Once upon a time on an island long, long, ago a crisp clear night fell across the land and the residents trembled. For they had no heat; there was no heat upon the scraps of land and over the water neither was there heat. And the residents trembled for they saw temperatures had dropped to an all time recorded low of 41 degrees, and across the islands there was bugger-all heat. That was the coldest low ever recorded and the residents noted it, and it was not good. Absolutely no good at all.The Christmas Season in the Florida Keys is different. Obviously there isn't any snow on the ground and never will be, but there's more to it than that. Christmas comes not with attitude, like there comes across the rest of the land as normally level headed people become ravening shoppers, but these islands enjoy a leavening of humor. The three homes on Sugarloaf Key ho ho ho'ing always make me smile as I ride past Mile Marker 16 on my way home in the dark of evening.


I don't much care for Christmas and I never have. When I was a child Christmas was a time of extra family tension and when I left home all that got left behind as well. Then when I got married I told my wife I had an aversion to Christmas and she replied by pointing that she was a Jew, so that solved that. And then we moved to the Keys nearly a decade ago.

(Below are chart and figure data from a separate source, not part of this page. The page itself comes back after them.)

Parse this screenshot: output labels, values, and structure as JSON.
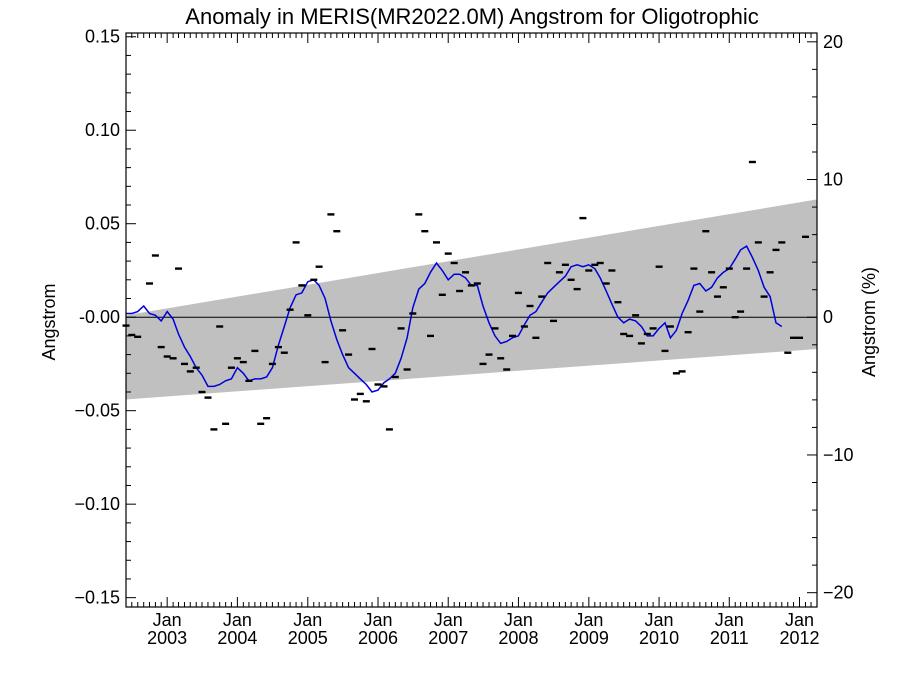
{
  "chart_data": {
    "type": "scatter",
    "title": "Anomaly in MERIS(MR2022.0M) Angstrom for Oligotrophic",
    "ylabel_left": "Angstrom",
    "ylabel_right": "Angstrom (%)",
    "ylim_left": [
      -0.155,
      0.152
    ],
    "ylim_right": [
      -21.04,
      20.64
    ],
    "y_ticks_left": [
      {
        "value": 0.15,
        "label": "0.15"
      },
      {
        "value": 0.1,
        "label": "0.10"
      },
      {
        "value": 0.05,
        "label": "0.05"
      },
      {
        "value": 0.0,
        "label": "-0.00"
      },
      {
        "value": -0.05,
        "label": "−0.05"
      },
      {
        "value": -0.1,
        "label": "−0.10"
      },
      {
        "value": -0.15,
        "label": "−0.15"
      }
    ],
    "y_ticks_right": [
      {
        "value": 20,
        "label": "20"
      },
      {
        "value": 10,
        "label": "10"
      },
      {
        "value": 0,
        "label": "0"
      },
      {
        "value": -10,
        "label": "−10"
      },
      {
        "value": -20,
        "label": "−20"
      }
    ],
    "x_range": [
      "2002-06-01",
      "2012-04-01"
    ],
    "x_ticks": [
      {
        "date": "2003-01-01",
        "month": "Jan",
        "year": "2003"
      },
      {
        "date": "2004-01-01",
        "month": "Jan",
        "year": "2004"
      },
      {
        "date": "2005-01-01",
        "month": "Jan",
        "year": "2005"
      },
      {
        "date": "2006-01-01",
        "month": "Jan",
        "year": "2006"
      },
      {
        "date": "2007-01-01",
        "month": "Jan",
        "year": "2007"
      },
      {
        "date": "2008-01-01",
        "month": "Jan",
        "year": "2008"
      },
      {
        "date": "2009-01-01",
        "month": "Jan",
        "year": "2009"
      },
      {
        "date": "2010-01-01",
        "month": "Jan",
        "year": "2010"
      },
      {
        "date": "2011-01-01",
        "month": "Jan",
        "year": "2011"
      },
      {
        "date": "2012-01-01",
        "month": "Jan",
        "year": "2012"
      }
    ],
    "band": {
      "upper_start": [
        "2002-06-01",
        0.001
      ],
      "upper_end": [
        "2012-04-01",
        0.063
      ],
      "lower_start": [
        "2002-06-01",
        -0.044
      ],
      "lower_end": [
        "2012-04-01",
        -0.017
      ],
      "color": "#c0c0c0"
    },
    "zero_line": 0.0,
    "colors": {
      "smoothed": "#0000dd",
      "points": "#000000",
      "band": "#c0c0c0"
    },
    "series": [
      {
        "type": "scatter",
        "marker": "dash",
        "points": [
          [
            "2002-06-01",
            -0.0045
          ],
          [
            "2002-07-01",
            -0.0095
          ],
          [
            "2002-08-01",
            -0.0105
          ],
          [
            "2002-10-01",
            0.018
          ],
          [
            "2002-11-01",
            0.033
          ],
          [
            "2002-12-01",
            -0.016
          ],
          [
            "2003-01-01",
            -0.021
          ],
          [
            "2003-02-01",
            -0.022
          ],
          [
            "2003-03-01",
            0.026
          ],
          [
            "2003-04-01",
            -0.025
          ],
          [
            "2003-05-01",
            -0.029
          ],
          [
            "2003-06-01",
            -0.027
          ],
          [
            "2003-07-01",
            -0.04
          ],
          [
            "2003-08-01",
            -0.043
          ],
          [
            "2003-09-01",
            -0.06
          ],
          [
            "2003-10-01",
            -0.005
          ],
          [
            "2003-11-01",
            -0.057
          ],
          [
            "2003-12-01",
            -0.027
          ],
          [
            "2004-01-01",
            -0.022
          ],
          [
            "2004-02-01",
            -0.024
          ],
          [
            "2004-03-01",
            -0.034
          ],
          [
            "2004-04-01",
            -0.018
          ],
          [
            "2004-05-01",
            -0.057
          ],
          [
            "2004-06-01",
            -0.054
          ],
          [
            "2004-07-01",
            -0.025
          ],
          [
            "2004-08-01",
            -0.016
          ],
          [
            "2004-09-01",
            -0.019
          ],
          [
            "2004-10-01",
            0.004
          ],
          [
            "2004-11-01",
            0.04
          ],
          [
            "2004-12-01",
            0.017
          ],
          [
            "2005-01-01",
            0.001
          ],
          [
            "2005-02-01",
            0.02
          ],
          [
            "2005-03-01",
            0.027
          ],
          [
            "2005-04-01",
            -0.024
          ],
          [
            "2005-05-01",
            0.055
          ],
          [
            "2005-06-01",
            0.046
          ],
          [
            "2005-07-01",
            -0.007
          ],
          [
            "2005-08-01",
            -0.02
          ],
          [
            "2005-09-01",
            -0.044
          ],
          [
            "2005-10-01",
            -0.041
          ],
          [
            "2005-11-01",
            -0.045
          ],
          [
            "2005-12-01",
            -0.017
          ],
          [
            "2006-01-01",
            -0.036
          ],
          [
            "2006-02-01",
            -0.037
          ],
          [
            "2006-03-01",
            -0.06
          ],
          [
            "2006-04-01",
            -0.032
          ],
          [
            "2006-05-01",
            -0.006
          ],
          [
            "2006-06-01",
            -0.028
          ],
          [
            "2006-07-01",
            0.002
          ],
          [
            "2006-08-01",
            0.055
          ],
          [
            "2006-09-01",
            0.046
          ],
          [
            "2006-10-01",
            -0.01
          ],
          [
            "2006-11-01",
            0.04
          ],
          [
            "2006-12-01",
            0.012
          ],
          [
            "2007-01-01",
            0.034
          ],
          [
            "2007-02-01",
            0.029
          ],
          [
            "2007-03-01",
            0.014
          ],
          [
            "2007-04-01",
            0.024
          ],
          [
            "2007-05-01",
            0.017
          ],
          [
            "2007-06-01",
            0.018
          ],
          [
            "2007-07-01",
            -0.025
          ],
          [
            "2007-08-01",
            -0.02
          ],
          [
            "2007-09-01",
            -0.006
          ],
          [
            "2007-10-01",
            -0.022
          ],
          [
            "2007-11-01",
            -0.028
          ],
          [
            "2007-12-01",
            -0.01
          ],
          [
            "2008-01-01",
            0.013
          ],
          [
            "2008-02-01",
            -0.005
          ],
          [
            "2008-03-01",
            0.006
          ],
          [
            "2008-04-01",
            -0.011
          ],
          [
            "2008-05-01",
            0.011
          ],
          [
            "2008-06-01",
            0.029
          ],
          [
            "2008-07-01",
            -0.002
          ],
          [
            "2008-08-01",
            0.024
          ],
          [
            "2008-09-01",
            0.028
          ],
          [
            "2008-10-01",
            0.02
          ],
          [
            "2008-11-01",
            0.015
          ],
          [
            "2008-12-01",
            0.053
          ],
          [
            "2009-01-01",
            0.025
          ],
          [
            "2009-02-01",
            0.028
          ],
          [
            "2009-03-01",
            0.029
          ],
          [
            "2009-04-01",
            0.018
          ],
          [
            "2009-05-01",
            0.025
          ],
          [
            "2009-06-01",
            0.008
          ],
          [
            "2009-07-01",
            -0.009
          ],
          [
            "2009-08-01",
            -0.01
          ],
          [
            "2009-09-01",
            0.001
          ],
          [
            "2009-10-01",
            -0.014
          ],
          [
            "2009-11-01",
            -0.009
          ],
          [
            "2009-12-01",
            -0.006
          ],
          [
            "2010-01-01",
            0.027
          ],
          [
            "2010-02-01",
            -0.018
          ],
          [
            "2010-03-01",
            -0.005
          ],
          [
            "2010-04-01",
            -0.03
          ],
          [
            "2010-05-01",
            -0.029
          ],
          [
            "2010-06-01",
            -0.008
          ],
          [
            "2010-07-01",
            0.026
          ],
          [
            "2010-08-01",
            0.003
          ],
          [
            "2010-09-01",
            0.046
          ],
          [
            "2010-10-01",
            0.024
          ],
          [
            "2010-11-01",
            0.011
          ],
          [
            "2010-12-01",
            0.016
          ],
          [
            "2011-01-01",
            0.026
          ],
          [
            "2011-02-01",
            0.0
          ],
          [
            "2011-03-01",
            0.003
          ],
          [
            "2011-04-01",
            0.026
          ],
          [
            "2011-05-01",
            0.083
          ],
          [
            "2011-06-01",
            0.04
          ],
          [
            "2011-07-01",
            0.011
          ],
          [
            "2011-08-01",
            0.024
          ],
          [
            "2011-09-01",
            0.036
          ],
          [
            "2011-10-01",
            0.04
          ],
          [
            "2011-11-01",
            -0.019
          ],
          [
            "2011-12-01",
            -0.011
          ],
          [
            "2012-01-01",
            -0.011
          ],
          [
            "2012-02-01",
            0.043
          ]
        ]
      },
      {
        "type": "line",
        "points": [
          [
            "2002-06-01",
            0.002
          ],
          [
            "2002-07-01",
            0.002
          ],
          [
            "2002-08-01",
            0.003
          ],
          [
            "2002-09-01",
            0.006
          ],
          [
            "2002-10-01",
            0.002
          ],
          [
            "2002-11-01",
            0.001
          ],
          [
            "2002-12-01",
            -0.002
          ],
          [
            "2003-01-01",
            0.003
          ],
          [
            "2003-02-01",
            -0.001
          ],
          [
            "2003-03-01",
            -0.009
          ],
          [
            "2003-04-01",
            -0.016
          ],
          [
            "2003-05-01",
            -0.021
          ],
          [
            "2003-06-01",
            -0.027
          ],
          [
            "2003-07-01",
            -0.031
          ],
          [
            "2003-08-01",
            -0.037
          ],
          [
            "2003-09-01",
            -0.037
          ],
          [
            "2003-10-01",
            -0.036
          ],
          [
            "2003-11-01",
            -0.034
          ],
          [
            "2003-12-01",
            -0.033
          ],
          [
            "2004-01-01",
            -0.027
          ],
          [
            "2004-02-01",
            -0.03
          ],
          [
            "2004-03-01",
            -0.034
          ],
          [
            "2004-04-01",
            -0.033
          ],
          [
            "2004-05-01",
            -0.033
          ],
          [
            "2004-06-01",
            -0.032
          ],
          [
            "2004-07-01",
            -0.027
          ],
          [
            "2004-08-01",
            -0.015
          ],
          [
            "2004-09-01",
            -0.005
          ],
          [
            "2004-10-01",
            0.005
          ],
          [
            "2004-11-01",
            0.012
          ],
          [
            "2004-12-01",
            0.013
          ],
          [
            "2005-01-01",
            0.019
          ],
          [
            "2005-02-01",
            0.02
          ],
          [
            "2005-03-01",
            0.017
          ],
          [
            "2005-04-01",
            0.01
          ],
          [
            "2005-05-01",
            -0.002
          ],
          [
            "2005-06-01",
            -0.012
          ],
          [
            "2005-07-01",
            -0.02
          ],
          [
            "2005-08-01",
            -0.027
          ],
          [
            "2005-09-01",
            -0.03
          ],
          [
            "2005-10-01",
            -0.033
          ],
          [
            "2005-11-01",
            -0.036
          ],
          [
            "2005-12-01",
            -0.04
          ],
          [
            "2006-01-01",
            -0.039
          ],
          [
            "2006-02-01",
            -0.035
          ],
          [
            "2006-03-01",
            -0.033
          ],
          [
            "2006-04-01",
            -0.03
          ],
          [
            "2006-05-01",
            -0.022
          ],
          [
            "2006-06-01",
            -0.011
          ],
          [
            "2006-07-01",
            0.005
          ],
          [
            "2006-08-01",
            0.015
          ],
          [
            "2006-09-01",
            0.018
          ],
          [
            "2006-10-01",
            0.024
          ],
          [
            "2006-11-01",
            0.029
          ],
          [
            "2006-12-01",
            0.025
          ],
          [
            "2007-01-01",
            0.02
          ],
          [
            "2007-02-01",
            0.023
          ],
          [
            "2007-03-01",
            0.023
          ],
          [
            "2007-04-01",
            0.021
          ],
          [
            "2007-05-01",
            0.017
          ],
          [
            "2007-06-01",
            0.017
          ],
          [
            "2007-07-01",
            0.006
          ],
          [
            "2007-08-01",
            -0.003
          ],
          [
            "2007-09-01",
            -0.01
          ],
          [
            "2007-10-01",
            -0.014
          ],
          [
            "2007-11-01",
            -0.013
          ],
          [
            "2007-12-01",
            -0.011
          ],
          [
            "2008-01-01",
            -0.01
          ],
          [
            "2008-02-01",
            -0.004
          ],
          [
            "2008-03-01",
            0.001
          ],
          [
            "2008-04-01",
            0.003
          ],
          [
            "2008-05-01",
            0.008
          ],
          [
            "2008-06-01",
            0.013
          ],
          [
            "2008-07-01",
            0.016
          ],
          [
            "2008-08-01",
            0.019
          ],
          [
            "2008-09-01",
            0.022
          ],
          [
            "2008-10-01",
            0.027
          ],
          [
            "2008-11-01",
            0.028
          ],
          [
            "2008-12-01",
            0.027
          ],
          [
            "2009-01-01",
            0.028
          ],
          [
            "2009-02-01",
            0.026
          ],
          [
            "2009-03-01",
            0.021
          ],
          [
            "2009-04-01",
            0.014
          ],
          [
            "2009-05-01",
            0.007
          ],
          [
            "2009-06-01",
            0.0
          ],
          [
            "2009-07-01",
            -0.003
          ],
          [
            "2009-08-01",
            -0.001
          ],
          [
            "2009-09-01",
            -0.002
          ],
          [
            "2009-10-01",
            -0.005
          ],
          [
            "2009-11-01",
            -0.01
          ],
          [
            "2009-12-01",
            -0.01
          ],
          [
            "2010-01-01",
            -0.006
          ],
          [
            "2010-02-01",
            -0.003
          ],
          [
            "2010-03-01",
            -0.011
          ],
          [
            "2010-04-01",
            -0.007
          ],
          [
            "2010-05-01",
            0.002
          ],
          [
            "2010-06-01",
            0.009
          ],
          [
            "2010-07-01",
            0.017
          ],
          [
            "2010-08-01",
            0.018
          ],
          [
            "2010-09-01",
            0.014
          ],
          [
            "2010-10-01",
            0.016
          ],
          [
            "2010-11-01",
            0.021
          ],
          [
            "2010-12-01",
            0.024
          ],
          [
            "2011-01-01",
            0.026
          ],
          [
            "2011-02-01",
            0.031
          ],
          [
            "2011-03-01",
            0.036
          ],
          [
            "2011-04-01",
            0.038
          ],
          [
            "2011-05-01",
            0.032
          ],
          [
            "2011-06-01",
            0.025
          ],
          [
            "2011-07-01",
            0.016
          ],
          [
            "2011-08-01",
            0.011
          ],
          [
            "2011-09-01",
            -0.003
          ],
          [
            "2011-10-01",
            -0.005
          ]
        ]
      }
    ]
  }
}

The first few years one lives in the Keys it is a constant source of amazement to see people dressing warmly for winter- long pants, boots, fall fashions are everywhere, and then slowly one acclimates and a sudden plunge to 72 degrees finds oneself also covered in long sleeves and long pants, Just like the Conchs. Luckily the temperature plunges don't last and one can tentatively resume short sleeves and short pants when out and about. And those warm winter nights between cold fronts are perfect for wandering the neighborhoods looking for: It surprises me but I like Christmas in the Keys, not least because there is, against the odds, a community down here and holidays are holidays and if your's is Hanukkah or Kwanzaa, its all the same thing. Key West is the first place I've lived where tolerance and diversity make halfway decent bedfellows, so if someone else's Christmas tree is my wife's Hanukkah bush that's okay too. Of course this is America so the consumer frenzy that is modern Christmas is in full swing, catalogues worn thin by thumbing, UPS desperately looking for fill-in help, all the usual high stress rubbish. For some of us its a great time to have a second childhood, and make it a really good one this time around. Happy Holidays to the mainland under snow ice and drizzle, but I've got to go ride my Bonneville.